Aku menghampiri meja kasir dan mencoba memesan makanan. Memang harganya mahal-mahal sekali, tapi uangku lebih dari cukup untuk membelinya, karena uang jajan dan uang belanja yang diberikan Mas Dani sangat lebih, apalagi akhir-akhir bulan ini. Jadi sekarang aku mencoba pesan makanan sambil permisi ke toilet sebentar.

Padahal niatku mencari suami.

"Duduk di mana dia?" Hatiku bergemuruh.

Setelah mengelilingi restoran yang luas dan megah itu sama sekali aku tidak menemukan Mas Dani.

"Ada yang bisa kami bantu, Mbak!"

Tiba-tiba seorang pelayan laki-laki mengejutkanku. Dia pasti sudah melihatku dari tadi yang bolak-balik seperti mencari seseorang.

Tiba-tiba aku terdiam. Mencoba berpikir sesuatu.

"Ya, Mas. Saya sedang mencari suami saya. Apa Mas melihat laki-laki ini. Kira-kira dia duduk di sebelah mana, ya?" tanyaku coba-coba.

Biarlah aku bertanya. Namun aku juga tetap menjaga sikap.p

Kuperlihatkan foto Mas Dani di gawai.

"Maaf ya, Mas," ucapku lagi sambil memperlihatkan. Siapa tahu dia melihatnya.

Keningnya mengernyit.

"Oh, itu, Mbak. Mas ini sudah pergi baru saja," katanya.

Jelas aku terkejut.

"Pergi?" batinku berbisik.

Aku pun segera menutup layar gawai kembali. Menyudahi memperlihatkan foto Mas Dani tadi.

"Jadi, dia telah pergi?"

Pelayan itu pun mengangguk.

"Terima kasih ya, Mas," tuturku.

"Ya, Mbak. Memang si mas itu sering datang ke sini. Banyakan kok," sambungnya lagi.

Aku terkejut.

Tapi memang Mas Dani bilang juga, berbisnis dengan rekannya lebih dari satu orang.

"Kalau begitu saya permisi," pamitnya.

Jadi suamiku sudah pergi? Motornya?

Segera kulihat kembali kendaraannya di parkiran. Anehnya motor suamiku masih ada.

"Apa maksud semua ini? Lalu kalau ia pergi naik apa?"

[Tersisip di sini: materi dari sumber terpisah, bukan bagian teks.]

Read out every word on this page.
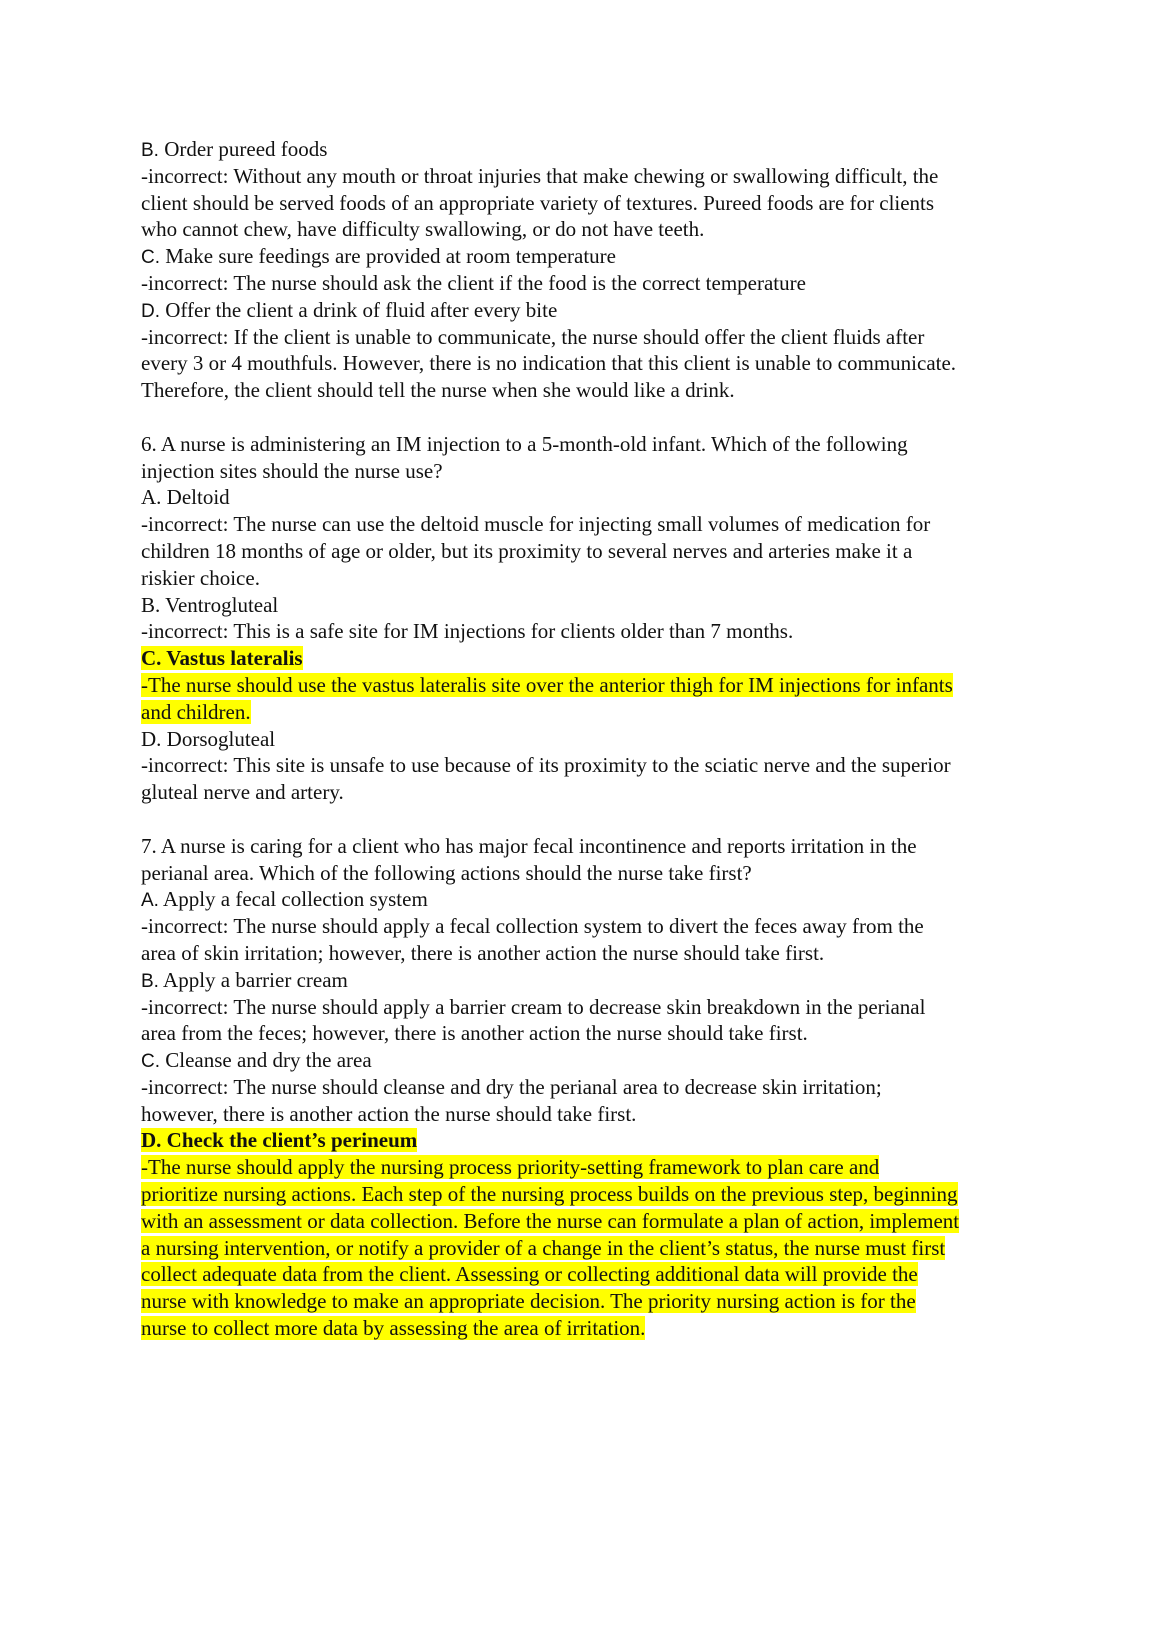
B. Order pureed foods
-incorrect: Without any mouth or throat injuries that make chewing or swallowing difficult, the
client should be served foods of an appropriate variety of textures. Pureed foods are for clients
who cannot chew, have difficulty swallowing, or do not have teeth.
C. Make sure feedings are provided at room temperature
-incorrect: The nurse should ask the client if the food is the correct temperature
D. Offer the client a drink of fluid after every bite
-incorrect: If the client is unable to communicate, the nurse should offer the client fluids after
every 3 or 4 mouthfuls. However, there is no indication that this client is unable to communicate.
Therefore, the client should tell the nurse when she would like a drink.
6. A nurse is administering an IM injection to a 5-month-old infant. Which of the following
injection sites should the nurse use?
A. Deltoid
-incorrect: The nurse can use the deltoid muscle for injecting small volumes of medication for
children 18 months of age or older, but its proximity to several nerves and arteries make it a
riskier choice.
B. Ventrogluteal
-incorrect: This is a safe site for IM injections for clients older than 7 months.
C. Vastus lateralis
-The nurse should use the vastus lateralis site over the anterior thigh for IM injections for infants
and children.
D. Dorsogluteal
-incorrect: This site is unsafe to use because of its proximity to the sciatic nerve and the superior
gluteal nerve and artery.
7. A nurse is caring for a client who has major fecal incontinence and reports irritation in the
perianal area. Which of the following actions should the nurse take first?
A. Apply a fecal collection system
-incorrect: The nurse should apply a fecal collection system to divert the feces away from the
area of skin irritation; however, there is another action the nurse should take first.
B. Apply a barrier cream
-incorrect: The nurse should apply a barrier cream to decrease skin breakdown in the perianal
area from the feces; however, there is another action the nurse should take first.
C. Cleanse and dry the area
-incorrect: The nurse should cleanse and dry the perianal area to decrease skin irritation;
however, there is another action the nurse should take first.
D. Check the client’s perineum
-The nurse should apply the nursing process priority-setting framework to plan care and
prioritize nursing actions. Each step of the nursing process builds on the previous step, beginning
with an assessment or data collection. Before the nurse can formulate a plan of action, implement
a nursing intervention, or notify a provider of a change in the client’s status, the nurse must first
collect adequate data from the client. Assessing or collecting additional data will provide the
nurse with knowledge to make an appropriate decision. The priority nursing action is for the
nurse to collect more data by assessing the area of irritation.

"Tunggu, biar kulihat kembali lewat aplikasi," kesalku, dan langsung membuka gawai kembali membuka aplikasi tadi.

Jelas aku makin keget.

Ya, suamiku memang sudah pergi. Tanpa kendaraannya sendiri.

"Hah? Dia pergi ke komplek perumahan?" ujarku.

Mataku terpincut oleh lokasi dimana suamiku berada saat itu.

Pikirku terus menggebu-gebu. Apa yang suamiku kerjakan sebenarnya?

Kulihat dan kupastikan kembali. Ternyata suamiku berada di sebuah komplek perumahan elit nan megah.

Napasku terhembus kasar.

"Maaf, Mbak. Makanannya sudah siap," kata pelayan menghampiriku di dekat pintu keluar. Jelas aku terkejut sekali. Pasti karena aku memesan makanan dan tak kunjung datang juga untuk duduk di meja pesanan.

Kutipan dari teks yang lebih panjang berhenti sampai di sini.